1. P.A. Parenteau est relativement grand. À six pieds, il ne se démarque pas tellement dans cette ligue de grands dadais, mais avec Canadien qui n’aligne que des joueurs minuscules, l’ailier gauche jurerait trop dans le paysage.

2. P.A. Parenteau est bon. Il a presque obtenu un point par match l’an passé, en plus d’avoir connu une saison de 67 points la saison précédente. Dans les deux cas, il aurait terminé premier chez les pointeurs de Canadien.

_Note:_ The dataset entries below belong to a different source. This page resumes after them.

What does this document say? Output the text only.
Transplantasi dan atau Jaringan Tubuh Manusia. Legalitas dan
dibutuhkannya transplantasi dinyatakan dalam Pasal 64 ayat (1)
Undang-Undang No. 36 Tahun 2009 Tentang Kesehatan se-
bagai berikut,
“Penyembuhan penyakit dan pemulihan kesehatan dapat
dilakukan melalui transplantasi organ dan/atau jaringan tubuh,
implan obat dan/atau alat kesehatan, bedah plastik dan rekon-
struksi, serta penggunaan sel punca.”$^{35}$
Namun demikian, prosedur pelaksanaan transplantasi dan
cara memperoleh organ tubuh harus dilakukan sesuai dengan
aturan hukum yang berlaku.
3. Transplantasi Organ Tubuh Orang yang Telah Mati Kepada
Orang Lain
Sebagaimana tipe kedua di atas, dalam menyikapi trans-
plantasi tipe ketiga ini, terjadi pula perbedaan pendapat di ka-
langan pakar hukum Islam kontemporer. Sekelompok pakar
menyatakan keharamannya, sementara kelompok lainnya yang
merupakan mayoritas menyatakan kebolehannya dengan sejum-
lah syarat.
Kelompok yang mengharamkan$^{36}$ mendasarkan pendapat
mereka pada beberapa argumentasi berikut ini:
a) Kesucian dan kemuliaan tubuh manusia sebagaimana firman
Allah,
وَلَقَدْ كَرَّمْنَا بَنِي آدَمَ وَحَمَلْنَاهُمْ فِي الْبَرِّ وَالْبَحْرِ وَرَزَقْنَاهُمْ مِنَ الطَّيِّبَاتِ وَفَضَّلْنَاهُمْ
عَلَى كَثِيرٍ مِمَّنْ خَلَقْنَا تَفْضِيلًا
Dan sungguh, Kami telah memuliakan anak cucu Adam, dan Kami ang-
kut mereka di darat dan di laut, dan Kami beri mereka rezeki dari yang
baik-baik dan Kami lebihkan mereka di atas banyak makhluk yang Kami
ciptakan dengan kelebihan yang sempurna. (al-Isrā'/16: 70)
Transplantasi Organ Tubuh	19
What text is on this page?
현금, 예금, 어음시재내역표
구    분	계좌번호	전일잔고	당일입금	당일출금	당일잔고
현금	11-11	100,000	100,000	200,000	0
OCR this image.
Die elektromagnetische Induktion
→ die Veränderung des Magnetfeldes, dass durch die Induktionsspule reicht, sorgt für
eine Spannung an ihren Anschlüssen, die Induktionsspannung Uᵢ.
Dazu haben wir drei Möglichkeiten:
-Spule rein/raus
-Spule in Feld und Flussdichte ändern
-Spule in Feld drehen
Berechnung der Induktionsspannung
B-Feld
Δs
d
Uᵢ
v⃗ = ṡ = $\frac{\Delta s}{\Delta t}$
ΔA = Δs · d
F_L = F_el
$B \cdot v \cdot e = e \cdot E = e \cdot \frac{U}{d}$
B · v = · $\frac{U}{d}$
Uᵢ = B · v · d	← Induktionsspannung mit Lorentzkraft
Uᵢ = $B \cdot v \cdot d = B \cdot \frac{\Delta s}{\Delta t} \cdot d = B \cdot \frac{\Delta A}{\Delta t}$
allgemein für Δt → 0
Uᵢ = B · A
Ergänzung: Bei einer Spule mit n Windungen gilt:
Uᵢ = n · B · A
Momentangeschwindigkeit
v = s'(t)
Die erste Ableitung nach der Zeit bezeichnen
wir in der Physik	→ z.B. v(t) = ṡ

Voilà qui ferait beaucoup trop d’ombre aux autres et qui pourrait miner la confiance de Max Pacioretty.

3. René Bourque est un excellent souffre-douleur. Il est le joueur parfait sur qui se déchaîner puisqu’il n’a rien à foutre d’être bon ou pas. En subissant l’opprobre de la population sans broncher, Bourque enlève de la pression du haut du corps de ses coéquipiers.

4. P.A. Parenteau gagne 4 millions par année. C’est 4 millions de moins pour aller chercher un joueur fini comme Daniel Brière, cet été, sur le marché des joueurs autonomes. Il s’agit toujours là d’un moment euphorique pour l’amateur de sport qui n’a pas beaucoup de Canadien à se mettre sous le protège-dent pendant la période estivale.

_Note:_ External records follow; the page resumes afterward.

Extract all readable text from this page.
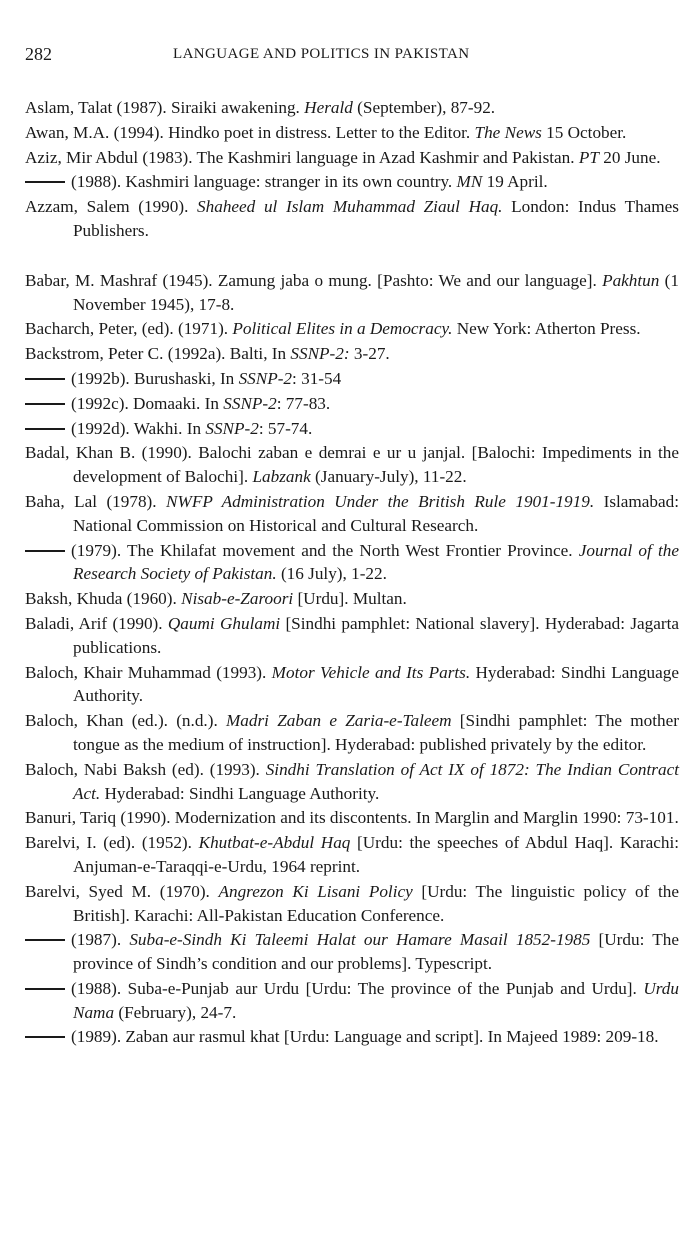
282	LANGUAGE AND POLITICS IN PAKISTAN
Aslam, Talat (1987). Siraiki awakening. Herald (September), 87-92.
Awan, M.A. (1994). Hindko poet in distress. Letter to the Editor. The News 15 October.
Aziz, Mir Abdul (1983). The Kashmiri language in Azad Kashmir and Pakistan. PT 20 June.
(1988). Kashmiri language: stranger in its own country. MN 19 April.
Azzam, Salem (1990). Shaheed ul Islam Muhammad Ziaul Haq. London: Indus Thames Publishers.
Babar, M. Mashraf (1945). Zamung jaba o mung. [Pashto: We and our language]. Pakhtun (1 November 1945), 17-8.
Bacharch, Peter, (ed). (1971). Political Elites in a Democracy. New York: Atherton Press.
Backstrom, Peter C. (1992a). Balti, In SSNP-2: 3-27.
(1992b). Burushaski, In SSNP-2: 31-54
(1992c). Domaaki. In SSNP-2: 77-83.
(1992d). Wakhi. In SSNP-2: 57-74.
Badal, Khan B. (1990). Balochi zaban e demrai e ur u janjal. [Balochi: Impediments in the development of Balochi]. Labzank (January-July), 11-22.
Baha, Lal (1978). NWFP Administration Under the British Rule 1901-1919. Islamabad: National Commission on Historical and Cultural Research.
(1979). The Khilafat movement and the North West Frontier Province. Journal of the Research Society of Pakistan. (16 July), 1-22.
Baksh, Khuda (1960). Nisab-e-Zaroori [Urdu]. Multan.
Baladi, Arif (1990). Qaumi Ghulami [Sindhi pamphlet: National slavery]. Hyderabad: Jagarta publications.
Baloch, Khair Muhammad (1993). Motor Vehicle and Its Parts. Hyderabad: Sindhi Language Authority.
Baloch, Khan (ed.). (n.d.). Madri Zaban e Zaria-e-Taleem [Sindhi pamphlet: The mother tongue as the medium of instruction]. Hyderabad: published privately by the editor.
Baloch, Nabi Baksh (ed). (1993). Sindhi Translation of Act IX of 1872: The Indian Contract Act. Hyderabad: Sindhi Language Authority.
Banuri, Tariq (1990). Modernization and its discontents. In Marglin and Marglin 1990: 73-101.
Barelvi, I. (ed). (1952). Khutbat-e-Abdul Haq [Urdu: the speeches of Abdul Haq]. Karachi: Anjuman-e-Taraqqi-e-Urdu, 1964 reprint.
Barelvi, Syed M. (1970). Angrezon Ki Lisani Policy [Urdu: The linguistic policy of the British]. Karachi: All-Pakistan Education Conference.
(1987). Suba-e-Sindh Ki Taleemi Halat our Hamare Masail 1852-1985 [Urdu: The province of Sindh’s condition and our problems]. Typescript.
(1988). Suba-e-Punjab aur Urdu [Urdu: The province of the Punjab and Urdu]. Urdu Nama (February), 24-7.
(1989). Zaban aur rasmul khat [Urdu: Language and script]. In Majeed 1989: 209-18.
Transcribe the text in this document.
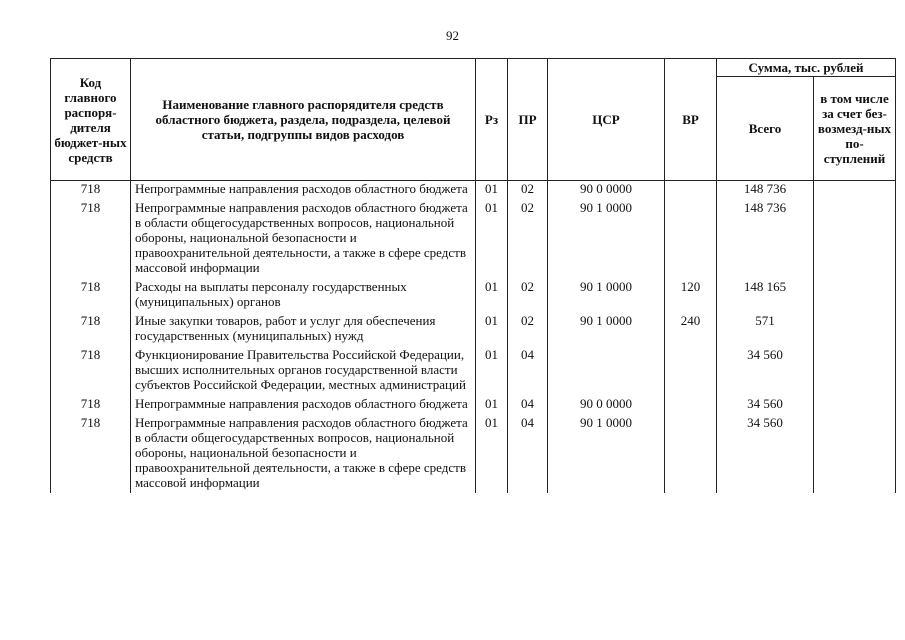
92
Код главного распоря-дителя бюджет-ных средств	Наименование главного распорядителя средств областного бюджета, раздела, подраздела, целевой статьи, подгруппы видов расходов	Рз	ПР	ЦСР	ВР	Сумма, тыс. рублей	
						Всего	в том числе за счет без-возмезд-ных по-ступлений
718	Непрограммные направления расходов областного бюджета	01	02	90 0 0000		148 736	
718	Непрограммные направления расходов областного бюджета в области общегосударственных вопросов, национальной обороны, национальной безопасности и правоохранительной деятельности, а также в сфере средств массовой информации	01	02	90 1 0000		148 736	
718	Расходы на выплаты персоналу государственных (муниципальных) органов	01	02	90 1 0000	120	148 165	
718	Иные закупки товаров, работ и услуг для обеспечения государственных (муниципальных) нужд	01	02	90 1 0000	240	571	
718	Функционирование Правительства Российской Федерации, высших исполнительных органов государственной власти субъектов Российской Федерации, местных администраций	01	04			34 560	
718	Непрограммные направления расходов областного бюджета	01	04	90 0 0000		34 560	
718	Непрограммные направления расходов областного бюджета в области общегосударственных вопросов, национальной обороны, национальной безопасности и правоохранительной деятельности, а также в сфере средств массовой информации	01	04	90 1 0000		34 560	
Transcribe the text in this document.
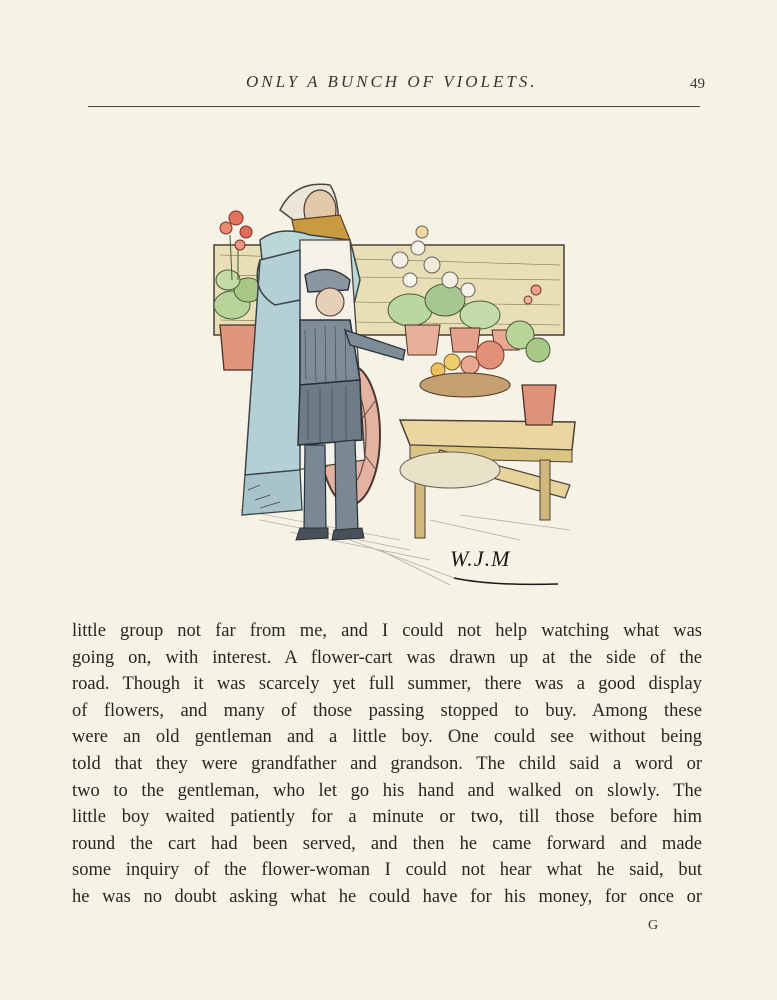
ONLY A BUNCH OF VIOLETS.	49
W.J.M
little group not far from me, and I could not help watching what was
going on, with interest. A flower-cart was drawn up at the side of the
road. Though it was scarcely yet full summer, there was a good display
of flowers, and many of those passing stopped to buy. Among these
were an old gentleman and a little boy. One could see without being
told that they were grandfather and grandson. The child said a word or
two to the gentleman, who let go his hand and walked on slowly. The
little boy waited patiently for a minute or two, till those before him
round the cart had been served, and then he came forward and made
some inquiry of the flower-woman I could not hear what he said, but
he was no doubt asking what he could have for his money, for once or
G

5. P.A. Parenteau parle français. Il serait donc obligé de parler aux médias, et ça, on ne sait jamais jusqu’où ça peut mener. Imaginez, Guillaume Latendresse a déjà dit que «ça ne donnait rien de mettre de l’eau sur le feu» et que lorsque «tu crois en toi, tu peux briser des ponts».

Bravo à Marc Bergevin pour sa clairvoyance.